Read Online or Download Commentaries of Ruy Freyre De Andrada (Broadway Travellers) PDF
Similar nonfiction_5 books
An action-packed and gripping sequel to Golden Serpent that includes the indefatigable Mac confirms Mark Abernethy's prestige as a grasp mystery writer In the early hours of October thirteen, 2002, Australian undercover agent Alan McQueen is jolted conscious through a cellphone call and advised to right away head to Bali, the place greater than two hundred humans were killed in a sequence of bomb blasts.
This booklet by means of a trio of rare-bird experts is a successor to 2 past works (long out of print), Scarce Migrant Birds in Britain and eire (Sharrock 1974 and infrequent Birds in Britain and eire (Sharrock 1976). It unifies either one of the sooner books and updates them, including greater than eighty species to the former overall.
- Paint & Coating Industry January 2011
- Apocalypsis Henochi Graece. Fragmenta Pseudepigraphorum quae supersunt Graeca una cum historicorum et auctorum judaeorum Hellenistarum fragmentis (Pseudepigrapha Veteris Testamenti graece 3)
- Read and Write Course 5 Approaching Level - Student Edition
- Mummy, Make It Stop: The true story of a horrific childhood
Extra info for Commentaries of Ruy Freyre De Andrada (Broadway Travellers)
Translation is a thankless task at all times, and in this case it was not helped by the flowing and watery favoured by the Portuguese writer, whose tion moreover was capricious in the extreme. Nor were his shortcomings helped by the carelessness of the proof reader and the negligence of the printer, but I that those who are able to compare this translation with the original will not find it altogether wanting. not doubting that the work would have been better done by the hand of so accomplished a Portuguese scholar as Professor , yet I that the amount of material I have from printed and manuscript sources, will render this book a useful contribution to the long and glorious of both England and Portugal in Asia.
Furthermore, so long as the Portuguese held the command of the sea in the Gulf (as in despite of their defeats off Jask they did), they could always land and obtain water under the of their ships and fleets wherever and whenever they wished; once their command of the sea was , it would be of little use to have a fort dominating the wells at Kishm when they could not transport the water to Ormuz . All these considerations and many others equally valid were pointed out to Ruy Freire by the aged Fernão de Albuquerque, then Governor of India, and by Dom Luiz de Sousa, the veteran Captain of Ormuz ;1 but the hot-headed Ruy Freire, by producing the Royal orders to build the fort on Kishm, overruled these in the Council held at Ormuz to discuss the affair, and supported by the King of Ormuz he persuaded the council to undertake the Expedition.

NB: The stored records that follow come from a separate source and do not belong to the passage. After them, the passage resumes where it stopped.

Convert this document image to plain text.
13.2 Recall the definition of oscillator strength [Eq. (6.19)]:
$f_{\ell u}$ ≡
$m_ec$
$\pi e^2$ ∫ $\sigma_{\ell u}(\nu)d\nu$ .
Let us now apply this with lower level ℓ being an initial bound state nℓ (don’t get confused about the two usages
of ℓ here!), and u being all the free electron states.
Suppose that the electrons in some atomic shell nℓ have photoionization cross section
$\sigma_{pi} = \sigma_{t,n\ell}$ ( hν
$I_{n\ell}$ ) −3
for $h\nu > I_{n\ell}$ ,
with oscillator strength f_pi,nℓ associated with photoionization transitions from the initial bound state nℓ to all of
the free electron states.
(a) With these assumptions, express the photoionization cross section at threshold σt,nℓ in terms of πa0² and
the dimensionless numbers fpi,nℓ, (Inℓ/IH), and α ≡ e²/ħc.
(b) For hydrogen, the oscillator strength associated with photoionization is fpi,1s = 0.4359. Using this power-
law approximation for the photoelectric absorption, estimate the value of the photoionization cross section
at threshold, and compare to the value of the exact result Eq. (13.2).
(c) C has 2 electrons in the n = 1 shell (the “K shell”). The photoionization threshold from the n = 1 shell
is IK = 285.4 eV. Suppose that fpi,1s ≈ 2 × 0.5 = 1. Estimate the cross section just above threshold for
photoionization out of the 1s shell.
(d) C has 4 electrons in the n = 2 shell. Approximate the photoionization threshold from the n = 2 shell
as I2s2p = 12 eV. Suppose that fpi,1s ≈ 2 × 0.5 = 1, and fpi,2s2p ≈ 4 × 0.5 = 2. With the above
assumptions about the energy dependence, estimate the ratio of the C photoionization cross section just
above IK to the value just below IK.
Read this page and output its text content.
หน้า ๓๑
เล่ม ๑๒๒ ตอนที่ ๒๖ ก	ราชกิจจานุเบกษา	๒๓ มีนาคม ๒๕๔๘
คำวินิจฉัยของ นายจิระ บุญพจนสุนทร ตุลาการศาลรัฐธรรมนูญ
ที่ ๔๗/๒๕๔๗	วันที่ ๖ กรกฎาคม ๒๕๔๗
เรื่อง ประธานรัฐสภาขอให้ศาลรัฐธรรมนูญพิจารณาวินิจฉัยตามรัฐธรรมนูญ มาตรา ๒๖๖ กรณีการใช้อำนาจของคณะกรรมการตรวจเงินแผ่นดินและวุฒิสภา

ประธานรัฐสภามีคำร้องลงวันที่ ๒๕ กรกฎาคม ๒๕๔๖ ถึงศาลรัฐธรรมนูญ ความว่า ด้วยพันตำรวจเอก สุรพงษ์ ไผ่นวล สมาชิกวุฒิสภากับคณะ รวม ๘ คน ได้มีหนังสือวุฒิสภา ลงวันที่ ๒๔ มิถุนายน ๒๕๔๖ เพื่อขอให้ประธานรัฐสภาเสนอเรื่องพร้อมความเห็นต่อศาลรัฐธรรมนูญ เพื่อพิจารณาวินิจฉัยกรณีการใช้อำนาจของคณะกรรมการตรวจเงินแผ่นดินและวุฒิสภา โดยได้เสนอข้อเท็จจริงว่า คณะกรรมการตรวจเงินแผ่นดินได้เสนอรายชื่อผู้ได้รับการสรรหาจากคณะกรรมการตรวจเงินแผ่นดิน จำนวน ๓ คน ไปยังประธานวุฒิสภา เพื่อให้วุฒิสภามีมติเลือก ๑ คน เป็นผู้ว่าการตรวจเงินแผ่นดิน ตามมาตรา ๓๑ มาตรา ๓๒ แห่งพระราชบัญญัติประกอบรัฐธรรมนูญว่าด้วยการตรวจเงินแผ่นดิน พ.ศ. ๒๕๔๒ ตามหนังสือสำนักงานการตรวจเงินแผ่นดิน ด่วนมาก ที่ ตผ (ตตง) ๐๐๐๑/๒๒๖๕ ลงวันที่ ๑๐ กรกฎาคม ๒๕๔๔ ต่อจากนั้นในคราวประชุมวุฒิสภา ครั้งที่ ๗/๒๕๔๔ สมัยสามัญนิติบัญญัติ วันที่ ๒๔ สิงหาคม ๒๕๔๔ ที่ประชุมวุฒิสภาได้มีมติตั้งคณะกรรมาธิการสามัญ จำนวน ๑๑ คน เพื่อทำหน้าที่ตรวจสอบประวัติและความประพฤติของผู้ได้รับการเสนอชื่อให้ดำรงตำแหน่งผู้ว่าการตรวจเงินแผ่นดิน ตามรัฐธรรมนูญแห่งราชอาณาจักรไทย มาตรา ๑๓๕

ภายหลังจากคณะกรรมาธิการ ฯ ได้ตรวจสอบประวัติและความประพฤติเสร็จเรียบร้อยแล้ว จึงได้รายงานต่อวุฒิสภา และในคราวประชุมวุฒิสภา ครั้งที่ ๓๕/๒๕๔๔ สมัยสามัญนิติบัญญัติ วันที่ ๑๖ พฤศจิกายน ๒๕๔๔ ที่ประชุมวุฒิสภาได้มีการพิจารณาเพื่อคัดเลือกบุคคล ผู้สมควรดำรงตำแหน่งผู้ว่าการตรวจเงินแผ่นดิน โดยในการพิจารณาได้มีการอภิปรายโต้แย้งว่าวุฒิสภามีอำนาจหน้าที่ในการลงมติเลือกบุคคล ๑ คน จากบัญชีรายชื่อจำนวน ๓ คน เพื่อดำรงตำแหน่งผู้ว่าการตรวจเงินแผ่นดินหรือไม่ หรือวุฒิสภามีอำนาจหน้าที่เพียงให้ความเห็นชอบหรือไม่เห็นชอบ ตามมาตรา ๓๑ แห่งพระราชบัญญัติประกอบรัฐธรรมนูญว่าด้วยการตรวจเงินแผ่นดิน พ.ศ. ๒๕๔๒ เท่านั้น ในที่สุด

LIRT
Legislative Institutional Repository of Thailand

Ormuz is a and waterless island and dependent for its water-supply on the neighbouring and islands, so at sight the plan seems to be a one, but in reality it was an unfortunate move, as Kishm was claimed by the Persians and the of a fortress there would naturally form a valid causus belli for the Shah, and involve an open rupture with Persia—a thing which was not at all desirable at that time, since the Dutch and English aggressions gave the Portuguese authorities at Goa sufficient trouble and anxiety, without their having another dangerous enemy on their hands.